毎熊 弘行
毎熊 弘行(76)
毎熊 弘行さん(76) 爆心地から1.6キロの銭座町で被爆 =神奈川県川崎市

私の被爆ノート

うわごとで「ギター」

2003年2月6日 掲載
毎熊 弘行
毎熊 弘行(76) 毎熊 弘行さん(76) 爆心地から1.6キロの銭座町で被爆 =神奈川県川崎市

当時、私は鎮西学院中学の三年生。あの日は、学徒動員で茂里町の三菱兵器工場に向かう途中だった。銭座町のがけ沿いを歩いていると、突然、ピカーッと光った。「バーン」というものすごい音を聞いた直後、意識がなくなった。爆風で体が吹き飛ばされたらしい。どのくらい時間がたったか覚えていない。目が覚めたとき、空は真っ暗だった。打撲していたが、やけどはなかった。がけの陰にいたため、熱線が遮られたのだろう。

夫婦川町の自宅に戻ると、家の中は爆風でめちゃくちゃ。ふすまが吹き飛ばされ、畳がめくれ上がっている。風呂場のガラスが割れ、カーテンに突き刺さっていた。

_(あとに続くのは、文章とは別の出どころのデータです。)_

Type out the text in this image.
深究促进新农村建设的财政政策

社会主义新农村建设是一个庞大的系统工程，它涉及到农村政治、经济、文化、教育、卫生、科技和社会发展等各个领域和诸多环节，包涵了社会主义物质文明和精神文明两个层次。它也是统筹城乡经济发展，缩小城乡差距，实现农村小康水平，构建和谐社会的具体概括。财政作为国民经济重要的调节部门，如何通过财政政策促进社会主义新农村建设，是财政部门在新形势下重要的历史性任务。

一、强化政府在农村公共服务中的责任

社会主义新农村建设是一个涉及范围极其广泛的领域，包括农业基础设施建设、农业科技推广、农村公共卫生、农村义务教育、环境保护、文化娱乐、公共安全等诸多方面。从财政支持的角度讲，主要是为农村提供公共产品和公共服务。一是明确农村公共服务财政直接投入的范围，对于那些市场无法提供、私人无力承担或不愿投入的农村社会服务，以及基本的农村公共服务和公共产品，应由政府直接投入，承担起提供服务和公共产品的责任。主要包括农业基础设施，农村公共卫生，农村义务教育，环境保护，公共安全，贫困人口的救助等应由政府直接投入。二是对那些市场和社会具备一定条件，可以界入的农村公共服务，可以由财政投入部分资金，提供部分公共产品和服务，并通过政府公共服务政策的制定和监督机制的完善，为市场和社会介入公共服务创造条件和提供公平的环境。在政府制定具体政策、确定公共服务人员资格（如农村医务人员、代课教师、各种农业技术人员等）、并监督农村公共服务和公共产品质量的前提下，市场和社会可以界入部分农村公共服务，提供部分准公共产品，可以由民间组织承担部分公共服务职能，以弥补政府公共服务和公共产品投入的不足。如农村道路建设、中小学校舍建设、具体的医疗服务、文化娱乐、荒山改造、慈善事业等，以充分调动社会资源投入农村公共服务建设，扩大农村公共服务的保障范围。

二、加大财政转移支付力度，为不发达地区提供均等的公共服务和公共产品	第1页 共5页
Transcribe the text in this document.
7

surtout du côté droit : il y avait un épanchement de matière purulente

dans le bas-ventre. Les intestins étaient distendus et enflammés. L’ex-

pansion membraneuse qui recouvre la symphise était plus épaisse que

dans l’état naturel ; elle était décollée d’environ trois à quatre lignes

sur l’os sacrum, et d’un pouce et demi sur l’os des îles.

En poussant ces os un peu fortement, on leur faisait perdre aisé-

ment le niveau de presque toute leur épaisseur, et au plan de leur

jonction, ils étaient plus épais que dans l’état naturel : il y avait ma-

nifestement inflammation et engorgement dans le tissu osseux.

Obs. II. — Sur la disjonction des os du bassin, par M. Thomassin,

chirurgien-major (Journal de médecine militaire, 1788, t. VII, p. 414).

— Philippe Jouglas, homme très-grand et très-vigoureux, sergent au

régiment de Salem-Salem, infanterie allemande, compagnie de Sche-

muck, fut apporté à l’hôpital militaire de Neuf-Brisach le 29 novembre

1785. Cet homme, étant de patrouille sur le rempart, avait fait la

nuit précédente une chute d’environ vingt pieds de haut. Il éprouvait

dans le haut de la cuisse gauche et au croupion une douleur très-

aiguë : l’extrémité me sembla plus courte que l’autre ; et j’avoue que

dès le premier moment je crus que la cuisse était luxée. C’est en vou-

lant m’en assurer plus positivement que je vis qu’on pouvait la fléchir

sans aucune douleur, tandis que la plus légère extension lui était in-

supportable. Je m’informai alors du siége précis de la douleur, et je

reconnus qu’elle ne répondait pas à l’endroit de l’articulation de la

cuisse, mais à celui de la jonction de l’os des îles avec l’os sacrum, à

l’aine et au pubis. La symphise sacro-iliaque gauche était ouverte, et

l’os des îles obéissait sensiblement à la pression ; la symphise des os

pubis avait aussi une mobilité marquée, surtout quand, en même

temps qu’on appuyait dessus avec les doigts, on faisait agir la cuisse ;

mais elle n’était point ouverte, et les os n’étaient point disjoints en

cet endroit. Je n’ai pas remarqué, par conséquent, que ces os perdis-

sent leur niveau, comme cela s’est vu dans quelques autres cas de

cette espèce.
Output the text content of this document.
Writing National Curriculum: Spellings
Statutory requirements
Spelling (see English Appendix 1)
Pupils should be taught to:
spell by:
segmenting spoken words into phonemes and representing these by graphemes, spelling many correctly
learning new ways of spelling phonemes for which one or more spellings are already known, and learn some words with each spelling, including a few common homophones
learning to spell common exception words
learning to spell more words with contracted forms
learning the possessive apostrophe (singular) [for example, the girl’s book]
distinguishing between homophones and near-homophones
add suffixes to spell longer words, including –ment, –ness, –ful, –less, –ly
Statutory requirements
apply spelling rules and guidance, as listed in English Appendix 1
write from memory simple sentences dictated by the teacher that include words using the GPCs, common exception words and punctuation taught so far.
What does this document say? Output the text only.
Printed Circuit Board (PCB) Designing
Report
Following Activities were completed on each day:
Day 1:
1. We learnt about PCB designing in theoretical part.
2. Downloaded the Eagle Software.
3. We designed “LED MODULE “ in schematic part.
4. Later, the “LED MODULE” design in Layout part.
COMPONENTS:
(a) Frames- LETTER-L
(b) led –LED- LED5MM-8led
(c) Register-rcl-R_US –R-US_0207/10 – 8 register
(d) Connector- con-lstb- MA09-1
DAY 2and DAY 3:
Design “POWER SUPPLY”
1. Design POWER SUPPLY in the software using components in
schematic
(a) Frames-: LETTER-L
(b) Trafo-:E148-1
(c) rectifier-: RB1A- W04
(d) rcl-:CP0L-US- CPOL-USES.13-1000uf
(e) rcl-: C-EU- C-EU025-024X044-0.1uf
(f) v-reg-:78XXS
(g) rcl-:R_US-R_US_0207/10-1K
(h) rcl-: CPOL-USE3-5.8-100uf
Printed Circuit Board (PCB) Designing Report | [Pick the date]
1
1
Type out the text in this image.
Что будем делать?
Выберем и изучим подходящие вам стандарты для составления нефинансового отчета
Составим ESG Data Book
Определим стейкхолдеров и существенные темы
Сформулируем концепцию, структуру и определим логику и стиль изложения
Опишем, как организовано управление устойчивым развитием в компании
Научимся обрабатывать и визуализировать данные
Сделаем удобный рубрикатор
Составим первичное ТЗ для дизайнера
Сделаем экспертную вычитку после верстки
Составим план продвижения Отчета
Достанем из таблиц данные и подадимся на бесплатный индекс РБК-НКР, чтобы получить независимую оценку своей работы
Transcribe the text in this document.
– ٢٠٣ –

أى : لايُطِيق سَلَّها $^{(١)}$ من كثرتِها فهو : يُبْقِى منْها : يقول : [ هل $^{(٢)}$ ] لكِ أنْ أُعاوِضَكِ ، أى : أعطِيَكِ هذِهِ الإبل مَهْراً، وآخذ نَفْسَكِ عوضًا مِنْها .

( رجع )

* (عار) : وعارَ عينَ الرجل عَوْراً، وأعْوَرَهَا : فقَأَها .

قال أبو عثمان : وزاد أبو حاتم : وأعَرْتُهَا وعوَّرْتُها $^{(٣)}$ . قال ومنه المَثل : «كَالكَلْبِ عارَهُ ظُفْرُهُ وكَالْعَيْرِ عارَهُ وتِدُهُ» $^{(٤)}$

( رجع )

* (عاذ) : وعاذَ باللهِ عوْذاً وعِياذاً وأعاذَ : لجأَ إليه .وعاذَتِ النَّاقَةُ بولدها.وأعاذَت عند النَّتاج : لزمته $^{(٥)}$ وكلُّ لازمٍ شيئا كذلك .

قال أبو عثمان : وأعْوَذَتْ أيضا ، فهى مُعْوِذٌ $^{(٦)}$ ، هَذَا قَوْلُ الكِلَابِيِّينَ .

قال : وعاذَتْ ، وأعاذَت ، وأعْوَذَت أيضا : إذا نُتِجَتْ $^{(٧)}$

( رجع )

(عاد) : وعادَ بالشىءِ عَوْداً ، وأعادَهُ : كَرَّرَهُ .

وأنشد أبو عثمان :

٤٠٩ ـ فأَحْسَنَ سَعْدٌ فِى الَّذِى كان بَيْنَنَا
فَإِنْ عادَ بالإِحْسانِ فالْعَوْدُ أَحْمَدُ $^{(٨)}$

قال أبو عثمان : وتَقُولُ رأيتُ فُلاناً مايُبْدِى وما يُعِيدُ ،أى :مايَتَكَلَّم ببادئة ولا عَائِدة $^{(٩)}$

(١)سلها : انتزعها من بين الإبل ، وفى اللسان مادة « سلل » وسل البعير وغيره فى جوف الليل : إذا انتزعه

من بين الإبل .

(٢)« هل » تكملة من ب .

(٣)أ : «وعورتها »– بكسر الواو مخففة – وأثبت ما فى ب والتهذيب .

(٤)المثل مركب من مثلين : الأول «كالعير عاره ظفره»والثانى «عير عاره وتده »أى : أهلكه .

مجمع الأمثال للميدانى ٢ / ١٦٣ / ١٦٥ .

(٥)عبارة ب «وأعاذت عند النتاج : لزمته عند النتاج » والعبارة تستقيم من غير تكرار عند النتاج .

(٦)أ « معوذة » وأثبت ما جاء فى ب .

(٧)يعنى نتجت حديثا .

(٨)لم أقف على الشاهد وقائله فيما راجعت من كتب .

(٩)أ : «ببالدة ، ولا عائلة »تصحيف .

その日の午後、顔が真っ黒になった人が、つえをつき、ふらふらしながら私の家の方に歩いてきた。誰だか分からない。声を掛けると幼なじみの近くの女学生だった。

「どうした」

「浦上は火の海。もう何もなかばい」

女学生は浦上辺りで被爆したらしかった。あまりにひどい顔なので、私の家の洗面器で顔を洗わせた。タオルで顔をふくと、「痛い!」と悲鳴を上げる。顔にガラスが刺さっていた。

数日後、学校の先輩と一緒に、その女学生を見舞った。彼女は「髪の毛が抜ける」と言う。手には斑点が浮き出ていた。彼女を励まそうと、先輩が持参したギターに合わせて歌った。

やがて彼女は高熱を発して寝込んだ。あらためて先輩と一緒に病床を見舞ったところ、高熱にうなされていた。口から血が流れ、枕元には血の付いたちり紙が散乱。母親が声を上げて泣いていた。彼女は、うわごとで「ギター、ギター」と言う。だが、悲惨な姿を見るに忍びなく、歌も歌わずに帰った。

その夜、先輩は私の家に泊まった。二人とも不安を感じ、翌朝早く、女学生の家に駆け付けたが、既に事切れていた。母親によると、最期まで「ギター、ギター」とうわごとを言っていたという。棺桶(おけ)の中にギターを入れて、一緒に葬ってもらった。
<私の願い>
私は被爆から現在に至るまで下痢に悩まされている。肺がんを患い、原爆症に認定された。原爆を造ってはならないのはもちろんだが、核保有国もほかの国に「造るのはやめろ」と言うだけでなく、自ら核を廃絶しなければならない。